Amply has steered clear of public charging, where companies like ChargePoint and EVgo compete to make chargers accessible to the EV-driving masses. And it differs from software providers that give customers the tools to run their own stations; Amply's job is to take that responsibility out of the customer's hands.
After Shell acquired charging startup Greenlots last year, VP of New Fuels Matthew Tipper told GTM that corporate, municipal and utility fleets offered "the more scalable opportunity."
As a fuel supplier, Shell could appeal to existing customers who want to take a phased approach to transitioning their fleets to electric. But it's not clear if Shell has closed these sorts of deals yet.
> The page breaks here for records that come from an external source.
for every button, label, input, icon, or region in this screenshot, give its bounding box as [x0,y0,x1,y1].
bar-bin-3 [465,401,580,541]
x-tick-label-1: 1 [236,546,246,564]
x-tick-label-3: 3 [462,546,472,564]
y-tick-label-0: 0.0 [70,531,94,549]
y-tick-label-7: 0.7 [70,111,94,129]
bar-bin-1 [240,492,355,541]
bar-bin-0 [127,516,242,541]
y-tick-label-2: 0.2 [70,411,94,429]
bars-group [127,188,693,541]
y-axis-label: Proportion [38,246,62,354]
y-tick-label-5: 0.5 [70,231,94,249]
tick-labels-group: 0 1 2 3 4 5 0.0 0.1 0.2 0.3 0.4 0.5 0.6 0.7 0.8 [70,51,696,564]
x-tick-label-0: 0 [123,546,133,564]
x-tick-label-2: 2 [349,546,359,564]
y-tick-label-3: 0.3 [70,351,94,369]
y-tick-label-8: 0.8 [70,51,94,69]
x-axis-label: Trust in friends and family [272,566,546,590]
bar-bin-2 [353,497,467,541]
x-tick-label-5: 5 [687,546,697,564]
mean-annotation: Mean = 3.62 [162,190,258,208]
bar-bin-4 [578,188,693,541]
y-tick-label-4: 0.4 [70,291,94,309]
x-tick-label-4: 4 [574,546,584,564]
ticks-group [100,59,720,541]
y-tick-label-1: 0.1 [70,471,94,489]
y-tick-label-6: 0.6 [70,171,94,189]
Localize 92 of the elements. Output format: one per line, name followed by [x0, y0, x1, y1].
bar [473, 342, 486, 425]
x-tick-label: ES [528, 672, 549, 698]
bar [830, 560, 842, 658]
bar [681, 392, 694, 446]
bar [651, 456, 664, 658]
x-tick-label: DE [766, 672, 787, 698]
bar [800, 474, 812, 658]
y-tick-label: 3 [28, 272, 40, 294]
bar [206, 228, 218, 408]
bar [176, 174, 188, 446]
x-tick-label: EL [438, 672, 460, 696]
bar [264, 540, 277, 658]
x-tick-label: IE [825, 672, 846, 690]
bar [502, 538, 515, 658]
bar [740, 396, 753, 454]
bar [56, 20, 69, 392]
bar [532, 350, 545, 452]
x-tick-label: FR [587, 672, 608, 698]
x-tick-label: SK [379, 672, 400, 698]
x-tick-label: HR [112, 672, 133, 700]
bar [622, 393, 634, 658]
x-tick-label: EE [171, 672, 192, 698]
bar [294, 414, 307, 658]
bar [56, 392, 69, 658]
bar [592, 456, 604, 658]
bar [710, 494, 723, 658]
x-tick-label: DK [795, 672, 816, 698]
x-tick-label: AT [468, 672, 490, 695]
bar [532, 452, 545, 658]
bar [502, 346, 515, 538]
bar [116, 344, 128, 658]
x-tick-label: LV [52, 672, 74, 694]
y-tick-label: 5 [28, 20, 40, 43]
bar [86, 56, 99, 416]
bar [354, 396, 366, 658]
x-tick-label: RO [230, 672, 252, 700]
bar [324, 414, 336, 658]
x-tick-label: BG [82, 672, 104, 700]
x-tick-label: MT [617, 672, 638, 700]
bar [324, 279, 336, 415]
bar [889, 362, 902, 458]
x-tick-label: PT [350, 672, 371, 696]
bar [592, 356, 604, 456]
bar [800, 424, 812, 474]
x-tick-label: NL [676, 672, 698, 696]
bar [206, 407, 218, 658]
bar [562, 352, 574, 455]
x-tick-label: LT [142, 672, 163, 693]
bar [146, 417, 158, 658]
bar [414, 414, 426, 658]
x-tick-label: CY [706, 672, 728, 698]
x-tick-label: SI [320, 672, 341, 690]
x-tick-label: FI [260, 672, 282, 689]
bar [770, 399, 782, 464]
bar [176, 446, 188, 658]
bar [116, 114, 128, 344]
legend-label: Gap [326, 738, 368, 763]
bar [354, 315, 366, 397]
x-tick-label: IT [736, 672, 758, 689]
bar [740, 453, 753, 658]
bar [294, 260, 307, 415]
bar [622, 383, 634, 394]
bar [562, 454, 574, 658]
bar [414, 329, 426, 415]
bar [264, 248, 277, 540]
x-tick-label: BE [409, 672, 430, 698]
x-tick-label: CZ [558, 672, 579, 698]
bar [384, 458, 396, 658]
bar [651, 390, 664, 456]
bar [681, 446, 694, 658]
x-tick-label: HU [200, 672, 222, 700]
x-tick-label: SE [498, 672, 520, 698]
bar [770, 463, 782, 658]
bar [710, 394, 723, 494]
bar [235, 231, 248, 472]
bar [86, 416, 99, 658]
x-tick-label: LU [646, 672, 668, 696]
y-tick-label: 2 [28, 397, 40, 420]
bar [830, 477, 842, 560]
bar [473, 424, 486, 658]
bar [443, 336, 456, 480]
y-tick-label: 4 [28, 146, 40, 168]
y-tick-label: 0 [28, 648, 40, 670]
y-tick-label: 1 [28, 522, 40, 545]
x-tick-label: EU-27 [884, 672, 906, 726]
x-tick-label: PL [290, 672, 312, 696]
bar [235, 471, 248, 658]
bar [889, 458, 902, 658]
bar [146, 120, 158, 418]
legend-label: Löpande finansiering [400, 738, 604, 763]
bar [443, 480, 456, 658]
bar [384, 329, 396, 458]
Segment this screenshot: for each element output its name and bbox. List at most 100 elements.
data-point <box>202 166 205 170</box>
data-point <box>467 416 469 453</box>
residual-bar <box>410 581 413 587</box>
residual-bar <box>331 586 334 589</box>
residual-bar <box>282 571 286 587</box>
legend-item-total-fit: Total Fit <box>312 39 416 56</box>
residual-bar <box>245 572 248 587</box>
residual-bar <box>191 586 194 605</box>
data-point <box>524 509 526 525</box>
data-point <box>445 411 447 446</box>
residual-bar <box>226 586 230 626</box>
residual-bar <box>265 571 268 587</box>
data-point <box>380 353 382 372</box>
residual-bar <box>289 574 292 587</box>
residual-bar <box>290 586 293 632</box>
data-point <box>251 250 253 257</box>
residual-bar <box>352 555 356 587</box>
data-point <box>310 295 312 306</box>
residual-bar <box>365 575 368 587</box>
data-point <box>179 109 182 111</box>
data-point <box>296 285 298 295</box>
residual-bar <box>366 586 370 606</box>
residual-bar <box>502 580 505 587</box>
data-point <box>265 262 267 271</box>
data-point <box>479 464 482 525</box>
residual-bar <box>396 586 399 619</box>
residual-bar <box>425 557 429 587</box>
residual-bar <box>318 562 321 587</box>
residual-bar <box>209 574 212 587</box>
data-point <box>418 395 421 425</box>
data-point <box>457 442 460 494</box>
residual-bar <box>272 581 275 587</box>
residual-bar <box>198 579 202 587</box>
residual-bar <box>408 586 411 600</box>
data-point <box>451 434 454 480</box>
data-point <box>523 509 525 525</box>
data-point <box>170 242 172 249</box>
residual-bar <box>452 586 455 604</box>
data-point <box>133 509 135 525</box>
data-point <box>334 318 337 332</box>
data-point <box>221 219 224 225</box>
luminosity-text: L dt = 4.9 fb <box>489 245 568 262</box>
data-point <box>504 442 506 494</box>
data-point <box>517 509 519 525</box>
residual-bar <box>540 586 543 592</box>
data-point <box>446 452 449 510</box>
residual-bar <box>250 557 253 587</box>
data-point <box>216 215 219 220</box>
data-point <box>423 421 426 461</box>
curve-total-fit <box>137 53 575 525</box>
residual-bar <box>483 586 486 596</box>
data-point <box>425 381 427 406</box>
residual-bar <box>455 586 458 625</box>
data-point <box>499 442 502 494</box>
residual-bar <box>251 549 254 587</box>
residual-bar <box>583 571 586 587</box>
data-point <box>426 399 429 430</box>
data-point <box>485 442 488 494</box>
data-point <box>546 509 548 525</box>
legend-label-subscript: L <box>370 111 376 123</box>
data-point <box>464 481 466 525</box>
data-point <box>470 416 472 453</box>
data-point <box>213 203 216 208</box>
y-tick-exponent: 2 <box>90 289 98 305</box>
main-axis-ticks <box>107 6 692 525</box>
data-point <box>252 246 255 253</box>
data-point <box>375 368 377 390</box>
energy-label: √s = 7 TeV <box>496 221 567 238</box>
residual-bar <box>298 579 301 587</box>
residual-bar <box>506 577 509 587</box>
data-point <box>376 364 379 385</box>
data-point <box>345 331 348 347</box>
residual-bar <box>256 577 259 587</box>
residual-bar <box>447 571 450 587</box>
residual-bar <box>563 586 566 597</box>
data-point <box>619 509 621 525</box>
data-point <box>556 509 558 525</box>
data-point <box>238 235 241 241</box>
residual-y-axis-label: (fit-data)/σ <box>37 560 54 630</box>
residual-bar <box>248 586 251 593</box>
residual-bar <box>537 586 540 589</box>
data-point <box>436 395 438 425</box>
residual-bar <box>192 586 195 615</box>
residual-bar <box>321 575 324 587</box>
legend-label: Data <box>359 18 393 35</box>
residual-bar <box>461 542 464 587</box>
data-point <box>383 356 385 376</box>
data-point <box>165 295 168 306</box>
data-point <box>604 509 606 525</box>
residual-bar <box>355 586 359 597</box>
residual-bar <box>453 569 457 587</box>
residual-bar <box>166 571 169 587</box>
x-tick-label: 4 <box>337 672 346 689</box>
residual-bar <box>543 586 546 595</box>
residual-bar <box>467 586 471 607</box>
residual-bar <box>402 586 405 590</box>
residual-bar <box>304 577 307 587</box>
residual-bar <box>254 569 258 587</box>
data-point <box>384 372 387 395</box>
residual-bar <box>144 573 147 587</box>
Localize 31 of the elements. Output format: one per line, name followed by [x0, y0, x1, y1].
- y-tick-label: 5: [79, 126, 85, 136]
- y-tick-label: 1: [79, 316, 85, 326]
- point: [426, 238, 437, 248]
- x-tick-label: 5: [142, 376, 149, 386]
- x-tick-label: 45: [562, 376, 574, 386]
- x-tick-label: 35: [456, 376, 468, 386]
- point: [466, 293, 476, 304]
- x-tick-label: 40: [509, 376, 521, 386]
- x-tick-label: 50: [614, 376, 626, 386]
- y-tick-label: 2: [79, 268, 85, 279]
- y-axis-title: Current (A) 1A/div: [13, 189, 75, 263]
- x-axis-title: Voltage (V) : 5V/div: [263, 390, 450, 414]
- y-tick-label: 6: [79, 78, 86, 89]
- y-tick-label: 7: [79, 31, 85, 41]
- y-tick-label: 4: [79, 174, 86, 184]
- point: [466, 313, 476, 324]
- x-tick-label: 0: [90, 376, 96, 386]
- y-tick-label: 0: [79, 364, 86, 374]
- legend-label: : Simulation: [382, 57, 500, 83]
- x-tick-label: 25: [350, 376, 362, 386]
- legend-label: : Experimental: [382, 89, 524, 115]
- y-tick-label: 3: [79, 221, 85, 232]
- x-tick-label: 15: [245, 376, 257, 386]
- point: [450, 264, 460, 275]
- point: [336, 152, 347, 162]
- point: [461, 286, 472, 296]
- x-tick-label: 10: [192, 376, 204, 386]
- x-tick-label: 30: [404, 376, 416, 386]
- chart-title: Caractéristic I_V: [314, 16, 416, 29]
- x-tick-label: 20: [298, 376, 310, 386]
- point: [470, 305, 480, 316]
A few other brands have expressed interest in the "pay for miles driven" model. Schneider Electric-backed startup eIQ Mobility advertises a "fixed price per mile" and help setting up "everything but the driver." And Irvine-based startup In-Charge lets customers pay "by the project, by the month, by the mile, or by the kilowatt-hour."
The concept remains a new addition to the market, though, so market share is up for grabs. To capitalize on an early start, Amply now has to prove it can execute on its initial contracts, while keeping costs low enough to be profitable.